I. Select your clients carefully. It’s imperative to know which clients you want to work for, says Roman. Follow these three guiding principles when making that important decision:

a. Find products or services you believe you can market and advertise sensibly.
b. Make sure these are people you want to work with. Nobody wants to deal with bullies or unpleasant people.
c. They must be people who want you to make a fair profit over time.

If these three things aren’t present, sooner or later you’ll be fired anyway. Create a target list of companies you’d like to work with and develop 10 to 15 clients that would change your company.

II. Treat your client as your best new business prospect. Year after year at Ogilvy & Mather, executives discovered that approximately 60 percent of new business came from either current clients, or through them. A good client will find a way to get you more assignments or pass your services alone to another diversion or company. If you have done a great job they are going to give you more business in more places.

III.  Take a proprietary interest in the health of your clients business. Once you’ve decided to work with someone treat their business as your own. If you see, say something! Make suggestions and feel free to offer views. “I want you to have a successful business, and if I’m associated with that you will grow and I will grow,” says Roman.

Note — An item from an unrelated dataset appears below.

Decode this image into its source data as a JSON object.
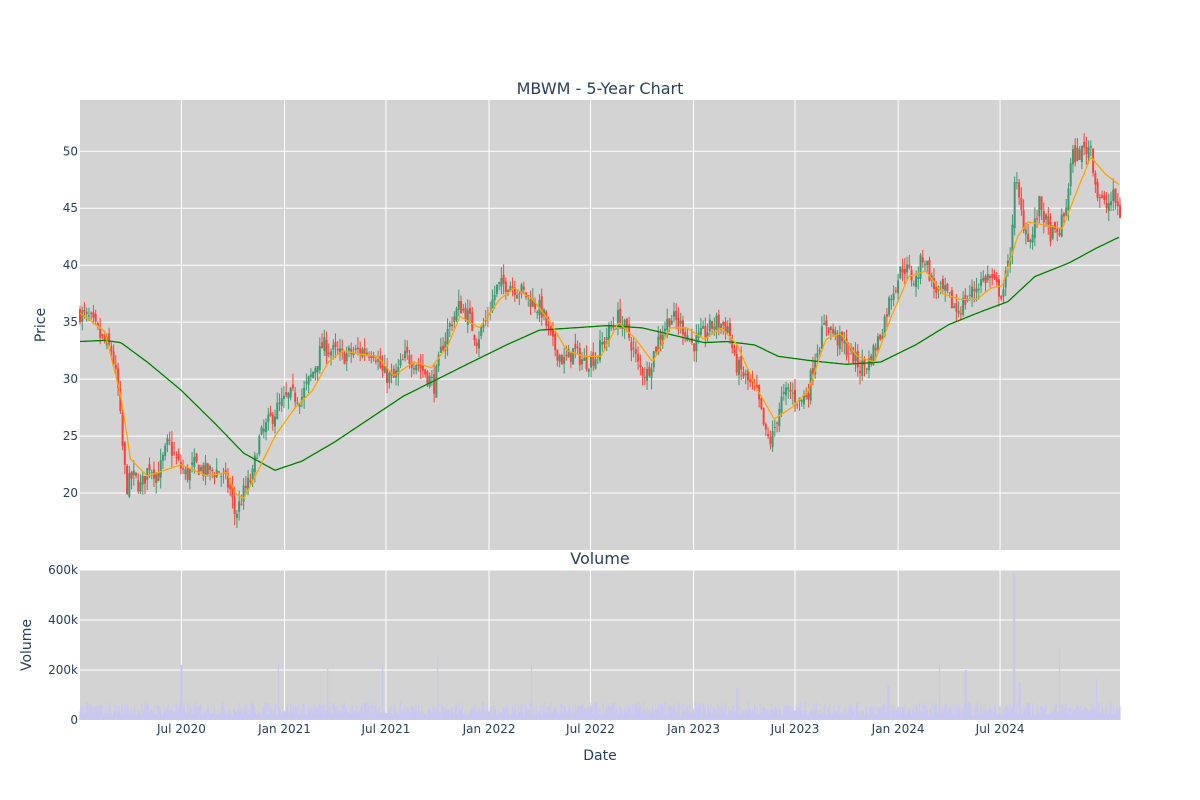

IV.  Get agreement on strategy. Before you get into specifics hash out the strategy. Who are you trying to reach, what is it about this target audience you should know? Do your homework and think about what it is you are trying to accomplish for you client. Put in writing. This will provide a basis on how to manage a relationship when you don’t always agree because you won’t always agree.

V.  Give clients ideas that they didn’t ask for. Show some initiative. Offer one new idea per month. “At the end of the year you’ve given the clients at least a dozen ideas they didn’t ask for,” says Roman. It worked for Ogilvy and will likely work for you.  Your competition isn’t doing this.

VI.  Build bridges at multiple levels. There is danger in limiting your contacts. When one person on either side of the relationship changes, the whole relationship with the company could change. That’s how you lose business. Bonus point: Pay attention to the junior people. Take the trouble to talk to them. Not only will you learn more about the company from a different angle, one day these guys will be the bosses.

VII.  Listen. Clients really get angry when you don’t listen. Ask questions before offering opinions. Take notes. Put it in writing. But know this: Once you agree to something you absolutely, positively must deliver.

VIII. Treat the client’s money as your own. Spend their money as careful as you would your own. Put the client’s interest first and take a long term view. You will be rewarded.

IX.  Deal with issues not people. When you have problem with somebody do not comment on people- deal with issues. Don’t make it a people issue make it an issue.

X.  Make friends with your clients. It’s very hard to fire a friend.

And finally a guiding principal to do business by: You win new business on creative ideas and lose it on relationships. You lose business because something has changed and the client doesn’t trust you any more to solve their problems. They don’t trust you to fix it. They instead say “we want fresh approach in our creative or say that want a fresh approach for a new product.” You must continually build and grow business relationships.